One of the oddest items I ever used as a piece of exercise equipment: a pillowcase. My trainer put three 35-pound weight plates inside their own pillowcases, and I had to slide them across the floor in a low mountain-climber-type move. The set fried my glutes and scorched my lungs, but it also showed me that if you’re inventive enough, you can use just about any old thing to work your body—and your brain.

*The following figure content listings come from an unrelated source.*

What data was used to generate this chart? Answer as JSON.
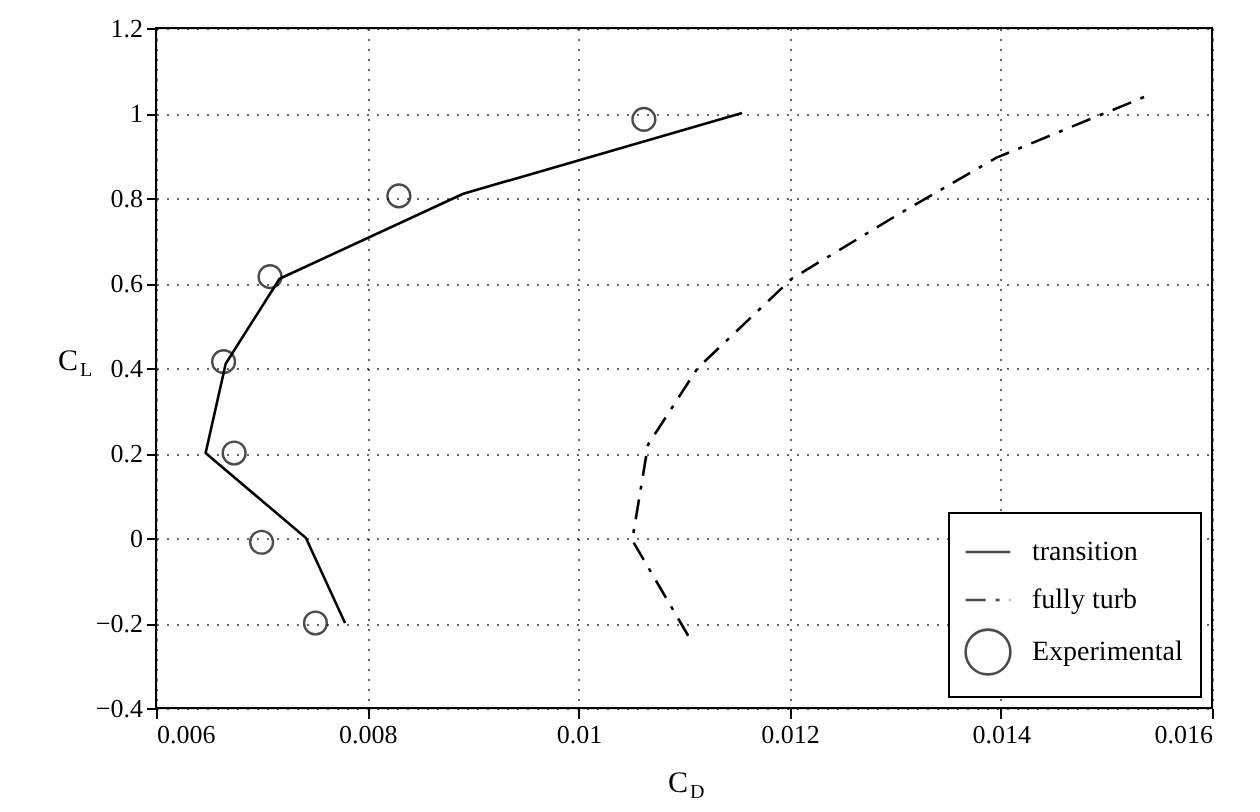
{
  "chart_data": {
    "type": "line",
    "xlabel": "C$_{D}$",
    "ylabel": "C$_{L}$",
    "xlim": [
      0.006,
      0.016
    ],
    "xticks": [
      0.006,
      0.008,
      0.01,
      0.012,
      0.014,
      0.016
    ],
    "ylim": [
      -0.4,
      1.2
    ],
    "yticks": [
      -0.4,
      -0.2,
      0,
      0.2,
      0.4,
      0.6,
      0.8,
      1,
      1.2
    ],
    "grid": true,
    "legend": "bottom right",
    "series": [
      {
        "name": "transition",
        "color": "#000000",
        "line_style": "solid",
        "marker": "none",
        "x": [
          0.00779,
          0.00742,
          0.00647,
          0.00666,
          0.00717,
          0.00891,
          0.01155
        ],
        "values": [
          -0.2,
          0,
          0.2,
          0.41,
          0.61,
          0.81,
          1.0
        ]
      },
      {
        "name": "fully turb",
        "color": "#000000",
        "line_style": "dashed",
        "marker": "none",
        "x": [
          0.01104,
          0.01051,
          0.01066,
          0.01113,
          0.01202,
          0.01302,
          0.01396,
          0.01538
        ],
        "values": [
          -0.23,
          -0.005,
          0.22,
          0.4,
          0.61,
          0.76,
          0.895,
          1.04
        ]
      },
      {
        "name": "Experimental",
        "color": "#000000",
        "type": "scatter",
        "marker": "circle",
        "x": [
          0.00751,
          0.007,
          0.00674,
          0.00664,
          0.00708,
          0.0083,
          0.01062
        ],
        "values": [
          -0.2,
          -0.01,
          0.2,
          0.415,
          0.615,
          0.805,
          0.985
        ]
      }
    ]
  }
}
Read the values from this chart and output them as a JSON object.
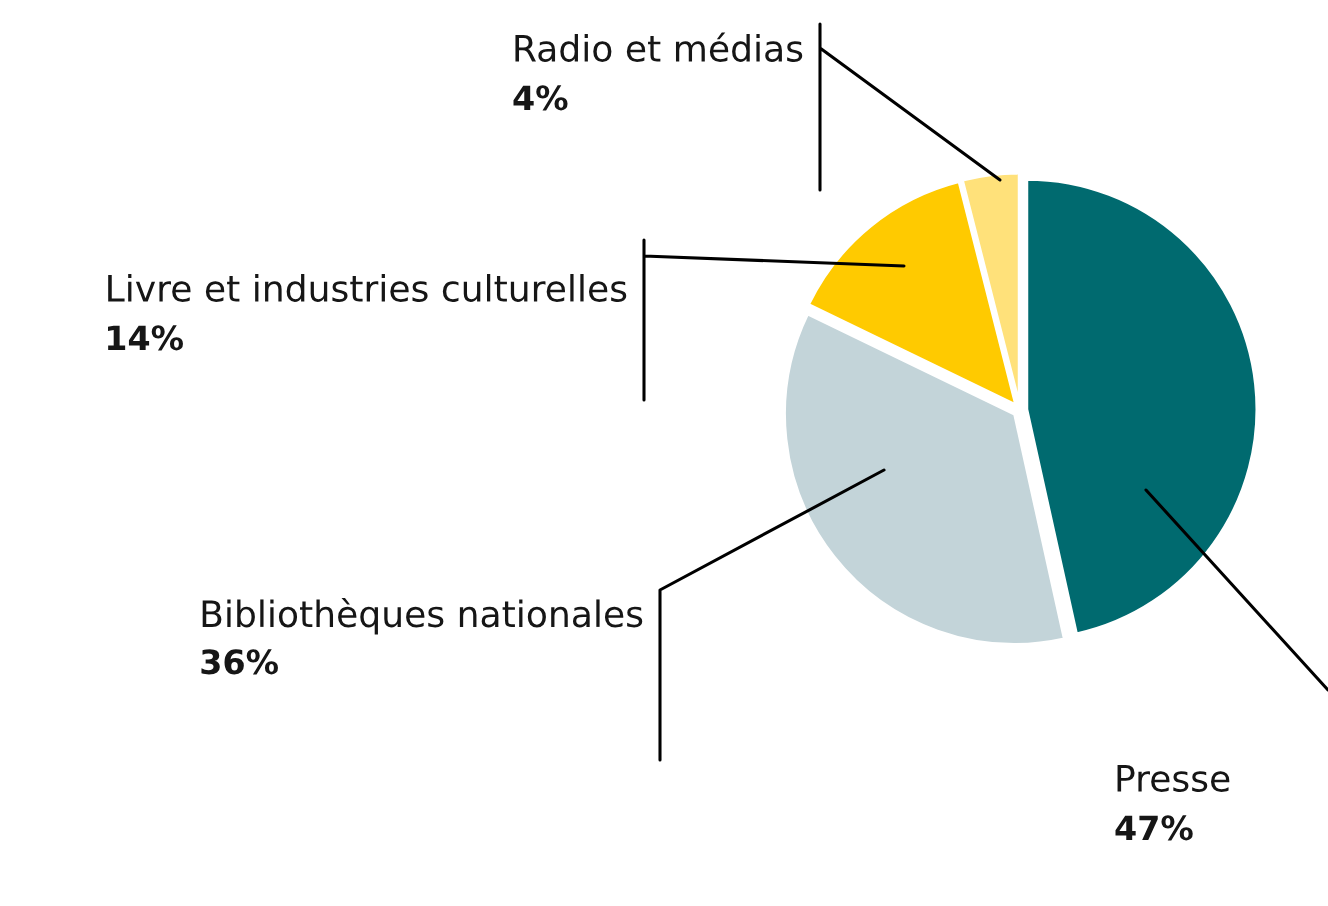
{
  "chart_data": {
    "type": "pie",
    "categories": [
      "Presse",
      "Bibliothèques nationales",
      "Livre et industries culturelles",
      "Radio et médias"
    ],
    "values": [
      47,
      36,
      14,
      4
    ],
    "value_labels": [
      "47%",
      "36%",
      "14%",
      "4%"
    ],
    "colors": [
      "#006a6f",
      "#c3d4d9",
      "#ffca00",
      "#ffe17a"
    ],
    "legend": false
  }
}
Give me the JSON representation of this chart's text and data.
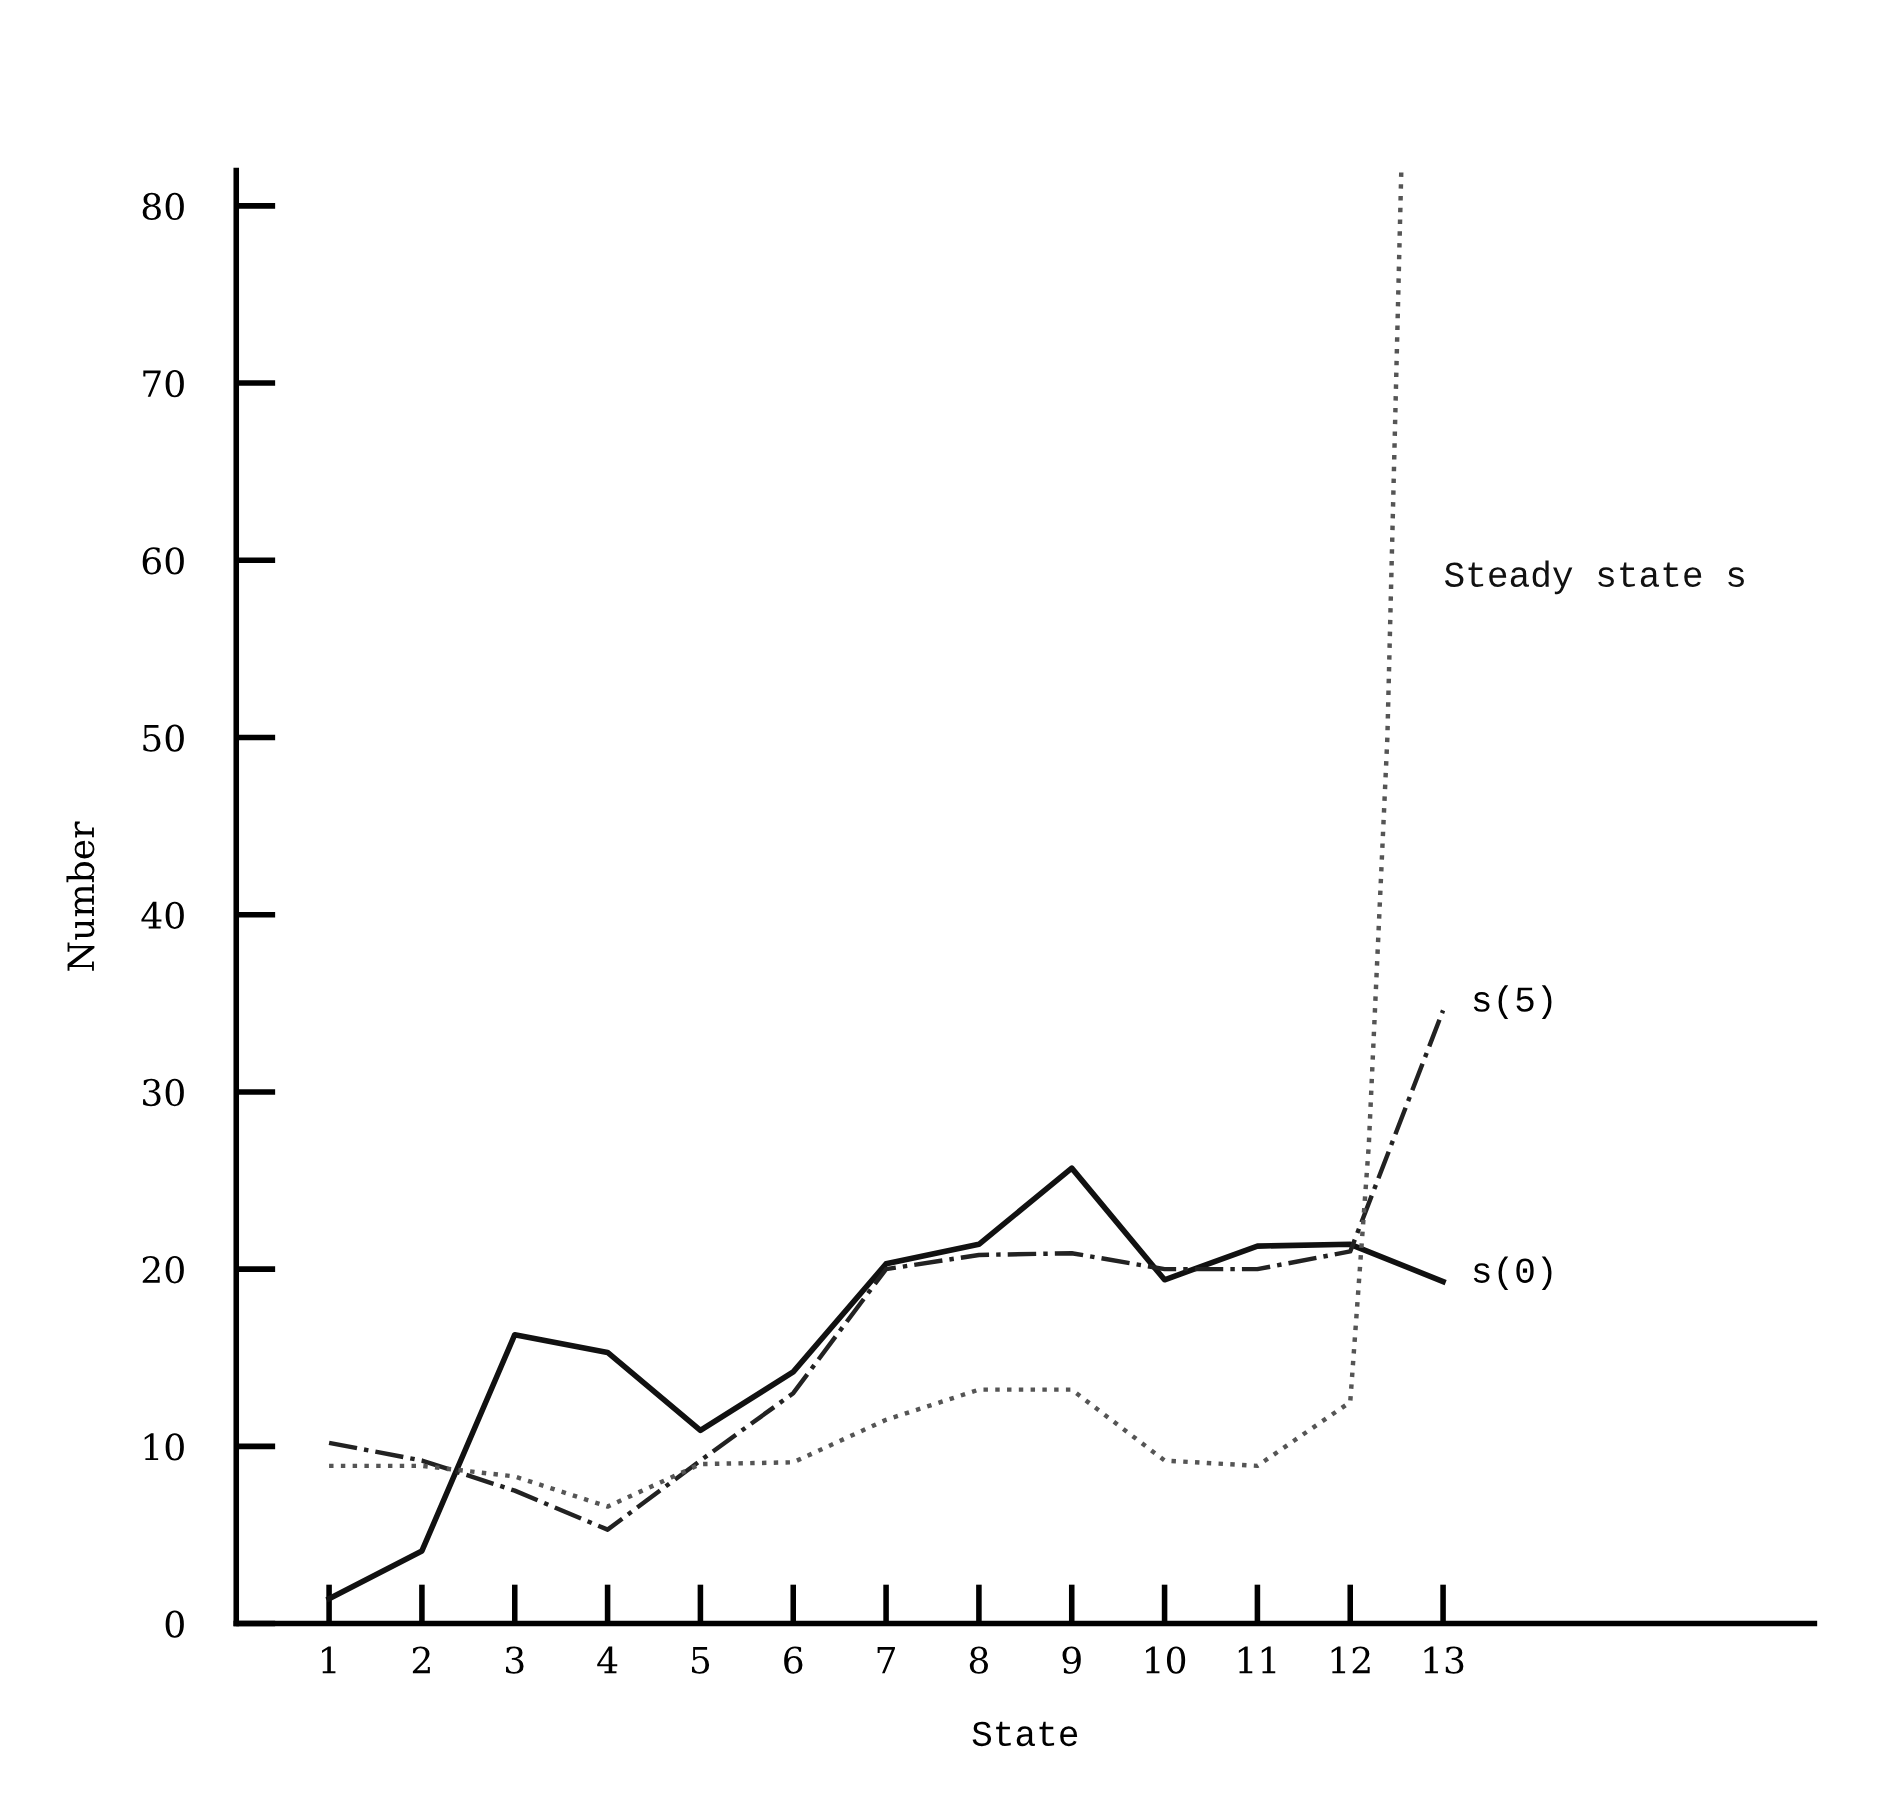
{
  "chart_data": {
    "type": "line",
    "xlabel": "State",
    "ylabel": "Number",
    "xlim": [
      0,
      17
    ],
    "xticks": [
      1,
      2,
      3,
      4,
      5,
      6,
      7,
      8,
      9,
      10,
      11,
      12,
      13
    ],
    "ylim": [
      0,
      82
    ],
    "yticks": [
      0,
      10,
      20,
      30,
      40,
      50,
      60,
      70,
      80
    ],
    "grid": false,
    "legend": false,
    "marker": "none",
    "series": [
      {
        "name": "s(0)",
        "color": "#111111",
        "line_style": "solid",
        "x": [
          1,
          2,
          3,
          4,
          5,
          6,
          7,
          8,
          9,
          10,
          11,
          12,
          13
        ],
        "values": [
          1.4,
          4.1,
          16.3,
          15.3,
          10.9,
          14.2,
          20.3,
          21.4,
          25.7,
          19.4,
          21.3,
          21.4,
          19.3
        ]
      },
      {
        "name": "s(5)",
        "color": "#222222",
        "line_style": "dashed",
        "x": [
          1,
          2,
          3,
          4,
          5,
          6,
          7,
          8,
          9,
          10,
          11,
          12,
          13
        ],
        "values": [
          10.2,
          9.2,
          7.5,
          5.3,
          9.2,
          13,
          20,
          20.8,
          20.9,
          20,
          20,
          21,
          34.6
        ]
      },
      {
        "name": "Steady state s",
        "color": "#555555",
        "line_style": "dotted",
        "x": [
          1,
          2,
          3,
          4,
          5,
          6,
          7,
          8,
          9,
          10,
          11,
          12,
          12.2,
          12.4,
          12.55
        ],
        "values": [
          8.9,
          8.9,
          8.3,
          6.6,
          9,
          9.1,
          11.5,
          13.2,
          13.2,
          9.2,
          8.9,
          12.5,
          27,
          50,
          82
        ]
      }
    ]
  }
}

Even if you’re not a ball-game sort of athlete, thinking about coordination and balance will sharpen your focus, which will translate to better performance in your main athletic endeavors, says Joel Harper, a New York City celebrity trainer who uses sports equipment with his clients. For a change-up from your usual routine and to work your core, balance, coordination, and various other muscles, try the following moves from Harper:
Tennis Ball Quad Pull
While standing, grab your left foot with your left hand and gently pull your foot toward your left glute to stretch your left quadricep. At the same time, toss a tennis ball with your right hand into the air above your head (like a serve) and catch with your right hand. Do 10 times in a row on each side.
Tennis Ball Catch
Face a partner from about eight feet away. With your feet together, stand on your toes. Each person holds a tennis ball in their right hand. Simultaneously toss the ball so you each have to catch with your left hand. “This really centers your brain, works coordination and balance as you have to think through going right to left,” Harper says. Do it until you can do it 25 times in a row without either of you dropping a ball. Don’t have a partner? Stand (on your toes, or on one leg) facing a wall with a ball in each hand and toss both against the wall—then catch them both—at the same time.
Basketball Clock Plank
Get in a pushup position with toes on the ground and both hands on the ball. Walk around the ball clockwise for one rotation, then counterclockwise for one rotation. When that gets too easy, try doing it with one hand. This really works your wrists, shoulders, core, and balance.
Volleyball Side Plank
Get into a side plank with your left elbow and forearm on the ground, keeping your body straight and your hips elevated. Hold a volleyball in your right hand, with your arm straight above you (so it’s perpendicular to the ground). Rotate your shoulder to lower the ball to the back of your left hand on the ground in front of you, then bring it back up, while continually holding the plank. Do 25 reps on each side.
Self Frisbee Toss
Balance on your left foot, and throw and catch a Frisbee to yourself with your left hand, tossing the frisbee five feet above your head. Make sure to lift the opposite hand of the leg you’re standing on. “If you use the same side, you’ll have a tendency to lean to balance; this throws your hips out of alignment,” Harper says. Do 10 on each side.
Baseball Hula Hoop
While using a hoop, balance on your toes, and simultaneously toss a baseball back and forth to yourself from hand to hand. “It’s a very efficient workout. It really gets your heart rate pumping and coordination going,” Harper says. Do 50 tosses.
Basketball Core Buster
Sit on a basketball with your hands to your side on the ground. Using your core, gently lean back (about a foot) and lift your feet off the ground and try to keep yourself balanced. When you master that, try taking your hands off the ground, too. Hold for a count of 10 (or more if you can).